Data de Lançamento: 21 de novembro
Em A Linha da Extinção, do diretor Jorge Nolfi, nas desoladas Montanhas Rochosas pós-apocalípticas, um pai solteiro e duas mulheres corajosas se veem forçados a deixar a segurança de seus lares. Unidos por um objetivo comum, eles embarcam em uma jornada repleta de perigos, enfrentando criaturas monstruosas que habitam esse novo mundo hostil. Com o destino de um menino em suas mãos, eles lutam não apenas pela sobrevivência, mas também por redenção, descobrindo a força da amizade e o poder da esperança em meio ao caos. Essa aventura épica revela o que significa ser família em tempos de desespero.
Data de Lançamento: 21 de novembro
Baseado no musical homônimo da Broadway, Wicked é o prelúdio da famosa história de Dorothy e do Mágico de Oz, onde conhecemos a história não contada da Bruxa Boa e da Bruxa Má do Oeste.

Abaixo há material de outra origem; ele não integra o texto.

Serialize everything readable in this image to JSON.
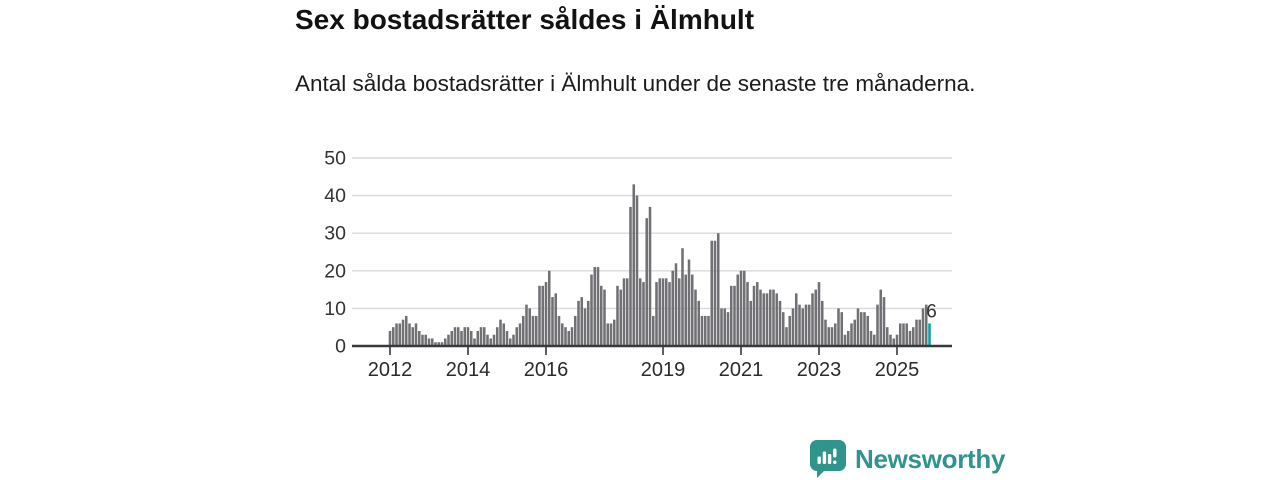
{
  "header": {
    "title": "Sex bostadsrätter såldes i Älmhult",
    "subtitle": "Antal sålda bostadsrätter i Älmhult under de senaste tre månaderna."
  },
  "branding": {
    "logo_name": "newsworthy-logo",
    "logo_text": "Newsworthy",
    "logo_color": "#2f948c"
  },
  "chart_data": {
    "type": "bar",
    "title": "Sex bostadsrätter såldes i Älmhult",
    "subtitle": "Antal sålda bostadsrätter i Älmhult under de senaste tre månaderna.",
    "frequency": "monthly",
    "x_start": "2012-01",
    "x_end": "2025-11",
    "ylim": [
      0,
      50
    ],
    "y_ticks": [
      0,
      10,
      20,
      30,
      40,
      50
    ],
    "x_tick_years": [
      2012,
      2014,
      2016,
      2019,
      2021,
      2023,
      2025
    ],
    "x_tick_labels": [
      "2012",
      "2014",
      "2016",
      "2019",
      "2021",
      "2023",
      "2025"
    ],
    "grid": true,
    "legend": false,
    "bar_color": "#707075",
    "grid_color": "#d9d9d9",
    "axis_color": "#39393d",
    "label_color": "#333333",
    "highlight": {
      "index": 166,
      "value": 6,
      "label": "6",
      "color": "#00a3a3"
    },
    "series": [
      {
        "name": "Antal sålda bostadsrätter",
        "values": [
          4,
          5,
          6,
          6,
          7,
          8,
          6,
          5,
          6,
          4,
          3,
          3,
          2,
          2,
          1,
          1,
          1,
          2,
          3,
          4,
          5,
          5,
          4,
          5,
          5,
          4,
          2,
          4,
          5,
          5,
          3,
          2,
          3,
          5,
          7,
          6,
          4,
          2,
          3,
          5,
          6,
          8,
          11,
          10,
          8,
          8,
          16,
          16,
          17,
          20,
          13,
          14,
          8,
          6,
          5,
          4,
          5,
          8,
          12,
          13,
          10,
          12,
          19,
          21,
          21,
          16,
          15,
          6,
          6,
          7,
          16,
          15,
          18,
          18,
          37,
          43,
          40,
          18,
          17,
          34,
          37,
          8,
          17,
          18,
          18,
          18,
          17,
          20,
          22,
          18,
          26,
          19,
          23,
          19,
          15,
          12,
          8,
          8,
          8,
          28,
          28,
          30,
          10,
          10,
          9,
          16,
          16,
          19,
          20,
          20,
          17,
          12,
          16,
          17,
          15,
          14,
          14,
          15,
          15,
          14,
          12,
          9,
          5,
          8,
          10,
          14,
          11,
          10,
          11,
          11,
          14,
          15,
          17,
          12,
          7,
          5,
          5,
          6,
          10,
          9,
          3,
          4,
          6,
          7,
          10,
          9,
          9,
          8,
          4,
          3,
          11,
          15,
          13,
          5,
          3,
          2,
          3,
          6,
          6,
          6,
          4,
          5,
          7,
          7,
          10,
          11,
          6
        ]
      }
    ]
  }
}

Na trama, Elphaba (Cynthia Erivo) é uma jovem do Reino de Oz, mas incompreendida por causa de sua pele verde incomum e por ainda não ter descoberto seu verdadeiro poder. Sua rotina é tranquila e pouco interessante, mas ao iniciar seus estudos na Universidade de Shiz, seu destino encontra Glinda (Ariana Grande), uma jovem popular e ambiciosa, nascida em berço de ouro, que só quer garantir seus privilégios e ainda não conhece sua verdadeira alma. As duas iniciam uma inesperada amizade; no entanto, suas diferenças, como o desejo de Glinda pela popularidade e poder, e a determinação de Elphaba em permanecer fiel a si mesma, entram no caminho, o que pode perpetuar no futuro de cada uma e em como as pessoas de Oz as enxergam.
Data de Lançamento: 20 de novembro
No suspense Herege, Paxton (Chloe East) e Barnes (Sophie Thatcher) são duas jovens missionárias que dedicam seus dias a tentar atrair novos fiéis. No entanto, a tarefa se mostra difícil, pois o desinteresse da comunidade é evidente. Em uma de suas visitas, elas encontram o Sr. Reed (Hugh Grant), um homem aparentemente receptivo e até mesmo inclinado a converter-se. Contudo, a acolhida amistosa logo se revela um engano, transformando a missão das jovens em uma perigosa armadilha. Presas em uma casa isolada, Paxton e Barnes veem-se forçadas a recorrer à fé e à coragem para escapar de um intenso jogo de gato e rato. Em meio a essa luta desesperada, percebem que sua missão vai muito além de recrutar novos seguidores; agora, trata-se de uma batalha pela própria sobrevivência, na qual cada escolha e cada ato de coragem serão cruciais para escapar do perigo que as cerca.